What is color? Physics explains it as the reflected light, where different light waves have different wave lengths, and the wave length is what defines how we see color. Therefore, there are two main components to recognizing a color: light, of course, and the other one - the person observing the light. More components can be identified, but we will just stop at these factors for right now. The light is necessary in order for everything on this plane to exist. Natural light comes from the sun, it has the potential of fueling our vehicles and heating systems he sun has the potential of fueling all our heating systems and allows plants to produce oxygen we breathe. Sunlight is not a constant. We will see the same objects differently through different exposure to light at different times of the day, at different locations, or just depending on the direction of the light. A light-colored wall may seem to have a hint of blue to it at noon, but the same wall will look fire-red at sunset. Two people observing it at different times would describe it as different colors. So, due to light not being a constant, it is hard to say that color is a constant and strictly defines a quality of an object.
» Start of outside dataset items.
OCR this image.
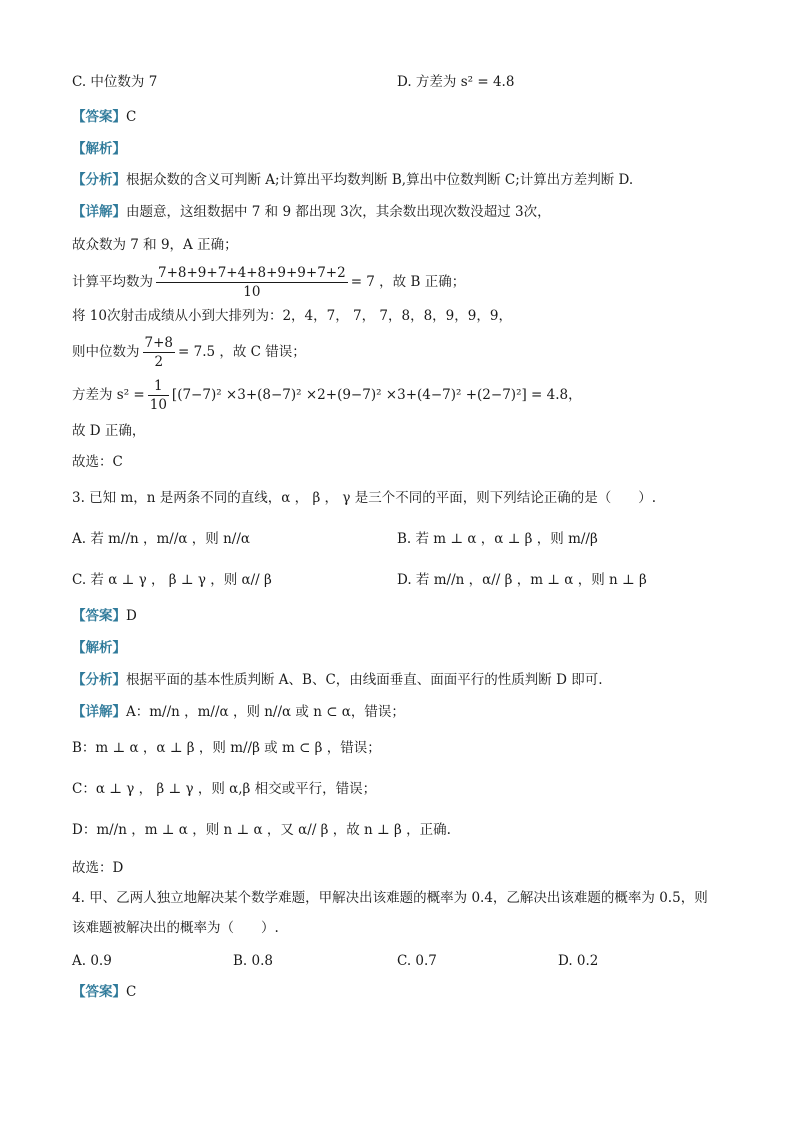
C. 中位数为 7	D. 方差为 s² = 4.8
【答案】C
【解析】
【分析】根据众数的含义可判断 A;计算出平均数判断 B,算出中位数判断 C;计算出方差判断 D.
【详解】由题意，这组数据中 7 和 9 都出现 3次，其余数出现次数没超过 3次，
故众数为 7 和 9，A 正确；
计算平均数为 $\frac{7+8+9+7+4+8+9+9+7+2}{10} = 7$ ，故 B 正确；
将 10次射击成绩从小到大排列为：2，4，7， 7， 7，8，8，9，9，9，
则中位数为 $\frac{7+8}{2} = 7.5$ ，故 C 错误；
方差为 $s^2 = \frac{1}{10} [(7-7)^2 \times 3+(8-7)^2 \times 2+(9-7)^2 \times 3+(4-7)^2 +(2-7)^2] = 4.8$，
故 D 正确，
故选：C
3. 已知 m，n 是两条不同的直线，α ， β ， γ 是三个不同的平面，则下列结论正确的是（　　）.
A. 若 m//n ，m//α ，则 n//α	B. 若 m ⊥ α ，α ⊥ β ，则 m//β
C. 若 α ⊥ γ ， β ⊥ γ ，则 α// β	D. 若 m//n ，α// β ，m ⊥ α ，则 n ⊥ β
【答案】D
【解析】
【分析】根据平面的基本性质判断 A、B、C，由线面垂直、面面平行的性质判断 D 即可.
【详解】A：m//n ，m//α ，则 n//α 或 n ⊂ α，错误；
B：m ⊥ α ，α ⊥ β ，则 m//β 或 m ⊂ β ，错误；
C：α ⊥ γ ， β ⊥ γ ，则 α,β 相交或平行，错误；
D：m//n ，m ⊥ α ，则 n ⊥ α ，又 α// β ，故 n ⊥ β ，正确.
故选：D
4. 甲、乙两人独立地解决某个数学难题，甲解决出该难题的概率为 0.4，乙解决出该难题的概率为 0.5，则
该难题被解决出的概率为（　　）.
A. 0.9	B. 0.8	C. 0.7	D. 0.2
【答案】C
The same yellow glasses photographed at different time of the day either filter the light and color the white desk into the color of their lenses, or reflect the light and "project" the surrounding objects (which in their turn reflect and project light) from the surface of their lenses. Photo by Ksenia Nation
Not only the change in time signifies the difference in impressions of the same wall’s color the two people perceived, but the observers’ physiology also plays an important role. Each person is unique, and therefore has very unique eyes. The size of the eyeballs, the distance between them, and the quality of eyesight – all of these can make a difference in seeing an object. The light that bounces off the inside of an eyeball gets reinterpreted by a human brain – and that’s where the main color difference occurs. No two brains are the same, no two thought identical, and just like that, no two colors witnessed can be described as the same color. There are a few forms of color blindness, the conditions in which the brain doesn’t interpret all colors equally, but even a person without color blindness can sometimes get confused about what they see. Many hues form at light wave lengths between the major easily identified colors. “What is that car down there? Is it turquoise? Teal? Maybe kind of blue with a hint of green to it? Would you call it green?” – a few people can describe the same color as blue or green, and neither of them would be wrong. If you think about it, can you be sure what you always thought was “red” had that color? What if everybody has a completely set of hues in their mind?
So what exactly is color? A mental image of a memory of a light reflected from a surface under a certain angle, observed by an individual at a certain time. Think about it: you can see color just the way you want to. What your brain interprets is your own personal perspective of what is really around you. Everything people enjoy is either magnified or diminished by their memory of the matter. If a fisherman catches a fish, chances are the fish is going to get “bigger” every time the fisherman tells the story about the fish. If someone hurt you, the more you think about it the stronger the pain. Same rule applies for colors. After going on a great vacation and staying in a yellow house during it, seeing a similar hue of yellow may subconsciously remind you of that wonderful time. Just like that a color becomes a person’s favorite, and the brain will start searching for it in familiar objects. Every thought and every place has a color by association, but it’s up to an individual to create those links. Just as easy, if you set your mind to it, you can break those links by realizing how made up they were. If a sad event left a negative impression of a color, it doesn’t mean the same color couldn’t become pleasant in a different chain of events.
Maybe there is no such thing as color – just the light and its reflection as it is seen bouncing of different textures, being absorbed or reflected, creating a mood or being created by it. Maybe we only think it exists because somebody else told us so. Either way, if you believe in it – it is worth investigating.